Bitcoin Edges Down; South Korea to End Tax Breaks for Crypto Exchanges

Jul 31, 2018

Bitcoin and other major cryptocurrencies prices slipped on Tuesday amid reports that South Korean government is considering to end tax breaks for crypto exchanges. Meanwhile, some forex settlement providers and financial institutions are reportedly exploring the idea to adopt blockchain-based applications.

Bitcoin dropped by 0.91% to a trading price of $8,142.3 on the Bitfinex exchange at 10:44PM ET (02:44 GMT) in the last 24 hours.

Ethereum went down by 2.95% to $453.64 on the Bitfinex exchange.

Ripple slipped 2.84% to $0.443 on the Poloniex exchange, while Litecoin decreased to $82.064, down by 3.04% in the last 24 hours.

South Korea’s government is considering to pass a law that would end tax benefits for cryptocurrency exchanges.
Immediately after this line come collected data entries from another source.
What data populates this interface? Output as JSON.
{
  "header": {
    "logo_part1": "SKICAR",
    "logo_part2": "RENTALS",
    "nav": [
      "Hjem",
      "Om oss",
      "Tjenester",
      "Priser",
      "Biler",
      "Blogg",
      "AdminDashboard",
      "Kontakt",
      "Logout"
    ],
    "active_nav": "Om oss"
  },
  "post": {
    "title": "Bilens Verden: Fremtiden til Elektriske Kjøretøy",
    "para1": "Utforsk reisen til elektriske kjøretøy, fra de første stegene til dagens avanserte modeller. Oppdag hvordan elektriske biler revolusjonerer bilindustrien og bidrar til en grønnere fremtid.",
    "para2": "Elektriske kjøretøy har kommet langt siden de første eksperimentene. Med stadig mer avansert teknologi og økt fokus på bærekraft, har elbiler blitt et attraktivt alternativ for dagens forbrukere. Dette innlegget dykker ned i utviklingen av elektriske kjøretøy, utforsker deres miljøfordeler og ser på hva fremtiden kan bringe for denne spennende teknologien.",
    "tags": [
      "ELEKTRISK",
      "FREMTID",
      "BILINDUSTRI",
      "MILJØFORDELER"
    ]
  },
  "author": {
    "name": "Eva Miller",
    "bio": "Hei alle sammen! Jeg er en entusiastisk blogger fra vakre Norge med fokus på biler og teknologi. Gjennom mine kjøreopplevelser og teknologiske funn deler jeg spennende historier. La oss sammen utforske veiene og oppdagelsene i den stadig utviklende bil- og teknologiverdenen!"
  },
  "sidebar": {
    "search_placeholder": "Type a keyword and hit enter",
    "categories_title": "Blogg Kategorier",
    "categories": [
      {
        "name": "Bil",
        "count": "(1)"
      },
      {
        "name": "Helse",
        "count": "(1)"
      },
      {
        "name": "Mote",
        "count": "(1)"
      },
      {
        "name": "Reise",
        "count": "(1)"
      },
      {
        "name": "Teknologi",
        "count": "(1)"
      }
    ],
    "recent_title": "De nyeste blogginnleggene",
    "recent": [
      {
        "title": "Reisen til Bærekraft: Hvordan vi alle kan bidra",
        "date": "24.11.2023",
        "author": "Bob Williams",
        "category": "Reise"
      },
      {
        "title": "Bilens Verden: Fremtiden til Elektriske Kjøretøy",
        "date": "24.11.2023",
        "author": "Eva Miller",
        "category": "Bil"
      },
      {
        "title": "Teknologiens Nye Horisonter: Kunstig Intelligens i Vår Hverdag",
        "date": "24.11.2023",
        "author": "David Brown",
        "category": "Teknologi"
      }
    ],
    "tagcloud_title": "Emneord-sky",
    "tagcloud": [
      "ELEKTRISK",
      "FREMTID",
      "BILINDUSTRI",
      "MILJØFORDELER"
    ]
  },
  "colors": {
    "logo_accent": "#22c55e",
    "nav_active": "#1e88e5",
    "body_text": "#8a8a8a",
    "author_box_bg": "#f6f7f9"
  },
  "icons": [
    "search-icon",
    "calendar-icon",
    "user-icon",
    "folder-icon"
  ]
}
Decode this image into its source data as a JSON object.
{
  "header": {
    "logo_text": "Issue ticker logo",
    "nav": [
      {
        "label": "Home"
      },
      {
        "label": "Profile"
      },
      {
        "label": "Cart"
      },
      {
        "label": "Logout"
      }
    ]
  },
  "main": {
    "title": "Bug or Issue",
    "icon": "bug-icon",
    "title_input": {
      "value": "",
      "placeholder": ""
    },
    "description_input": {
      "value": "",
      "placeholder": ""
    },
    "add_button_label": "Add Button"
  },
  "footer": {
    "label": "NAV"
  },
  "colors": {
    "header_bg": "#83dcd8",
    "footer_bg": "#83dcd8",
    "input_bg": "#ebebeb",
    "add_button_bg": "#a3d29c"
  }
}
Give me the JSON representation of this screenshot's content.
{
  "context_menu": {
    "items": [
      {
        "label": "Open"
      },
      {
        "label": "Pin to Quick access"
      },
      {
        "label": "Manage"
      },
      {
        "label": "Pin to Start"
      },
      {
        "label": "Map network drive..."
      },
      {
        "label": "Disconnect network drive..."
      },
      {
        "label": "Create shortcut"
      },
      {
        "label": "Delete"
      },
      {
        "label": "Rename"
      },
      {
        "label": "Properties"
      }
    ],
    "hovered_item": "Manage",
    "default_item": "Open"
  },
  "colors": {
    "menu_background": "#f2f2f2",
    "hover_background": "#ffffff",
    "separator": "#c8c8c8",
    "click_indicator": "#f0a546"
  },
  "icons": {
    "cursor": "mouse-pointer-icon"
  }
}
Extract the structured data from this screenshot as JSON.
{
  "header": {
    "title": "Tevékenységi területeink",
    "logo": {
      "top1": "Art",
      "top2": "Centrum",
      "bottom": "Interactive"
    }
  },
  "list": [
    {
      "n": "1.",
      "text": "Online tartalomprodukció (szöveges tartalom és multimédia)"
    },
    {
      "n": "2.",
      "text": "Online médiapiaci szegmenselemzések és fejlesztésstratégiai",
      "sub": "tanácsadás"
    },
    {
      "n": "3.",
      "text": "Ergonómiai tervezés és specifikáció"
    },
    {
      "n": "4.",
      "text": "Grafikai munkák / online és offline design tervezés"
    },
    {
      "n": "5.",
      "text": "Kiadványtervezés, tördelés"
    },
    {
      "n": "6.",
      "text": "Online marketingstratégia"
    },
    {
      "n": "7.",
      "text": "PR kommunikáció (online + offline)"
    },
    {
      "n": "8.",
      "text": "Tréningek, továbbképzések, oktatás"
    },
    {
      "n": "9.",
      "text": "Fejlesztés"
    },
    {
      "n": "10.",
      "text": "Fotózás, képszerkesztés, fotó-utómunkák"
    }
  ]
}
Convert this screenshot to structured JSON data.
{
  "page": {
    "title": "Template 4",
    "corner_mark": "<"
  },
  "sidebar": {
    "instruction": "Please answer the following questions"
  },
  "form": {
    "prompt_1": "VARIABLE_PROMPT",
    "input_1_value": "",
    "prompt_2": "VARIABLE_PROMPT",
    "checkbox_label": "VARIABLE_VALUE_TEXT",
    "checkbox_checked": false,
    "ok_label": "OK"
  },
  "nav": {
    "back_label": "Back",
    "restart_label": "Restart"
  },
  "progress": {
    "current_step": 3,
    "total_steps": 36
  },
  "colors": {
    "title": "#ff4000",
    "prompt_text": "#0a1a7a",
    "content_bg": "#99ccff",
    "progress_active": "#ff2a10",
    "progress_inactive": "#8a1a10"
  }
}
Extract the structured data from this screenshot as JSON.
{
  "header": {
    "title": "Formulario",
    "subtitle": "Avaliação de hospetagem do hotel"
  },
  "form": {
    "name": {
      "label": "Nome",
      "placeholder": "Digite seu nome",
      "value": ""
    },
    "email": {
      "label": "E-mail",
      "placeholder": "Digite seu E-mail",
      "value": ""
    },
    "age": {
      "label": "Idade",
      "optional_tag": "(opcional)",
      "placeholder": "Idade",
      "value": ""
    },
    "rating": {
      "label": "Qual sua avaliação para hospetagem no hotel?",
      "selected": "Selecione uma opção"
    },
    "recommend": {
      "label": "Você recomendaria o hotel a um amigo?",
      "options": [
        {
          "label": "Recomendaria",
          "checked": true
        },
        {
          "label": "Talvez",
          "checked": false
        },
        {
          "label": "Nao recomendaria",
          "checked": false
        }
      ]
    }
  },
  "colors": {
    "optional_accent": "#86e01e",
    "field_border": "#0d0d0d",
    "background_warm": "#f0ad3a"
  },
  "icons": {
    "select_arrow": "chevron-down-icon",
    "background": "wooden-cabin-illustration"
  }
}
Local authorities were cited as saying “cryptocurrency transaction brokerage is not effective in generating added value.”

Hong Seong-ki, head of the crypto currency response team at Korea’s South Services Commission, said “While crypto markets have seen rapid growth, such trading platforms don’t seem to be well-enough prepared in terms of security. We’re trying to legislate the most urgent and important things first, aiming for money-laundering prevention and investor protection. The bill should be passed as soon as possible.”

Meanwhile, reports this week revealed that CLS, IBM (NYSE:IBM) and nine other financial institutions would test the blockchain-based Ledger Connect, an application that offers services from different vendors, and underpins Bitcoin transaction. The companies would launch the app if the trial proves successful, reports suggested.

In other news, the launch of Blocktrade.com, a new cryptocurrency exchange in Europe, caught some attention as the CEO of the new exchange said Blocktrade.com would adhere to the local regulation requirements, the MiFID II framework.

Luka Gubo, CEO of Blocktrade.com, said, “This is an ideal way for regulators across Europe to recognize cryptocurrencies as a new asset class and put in a regulatory framework.”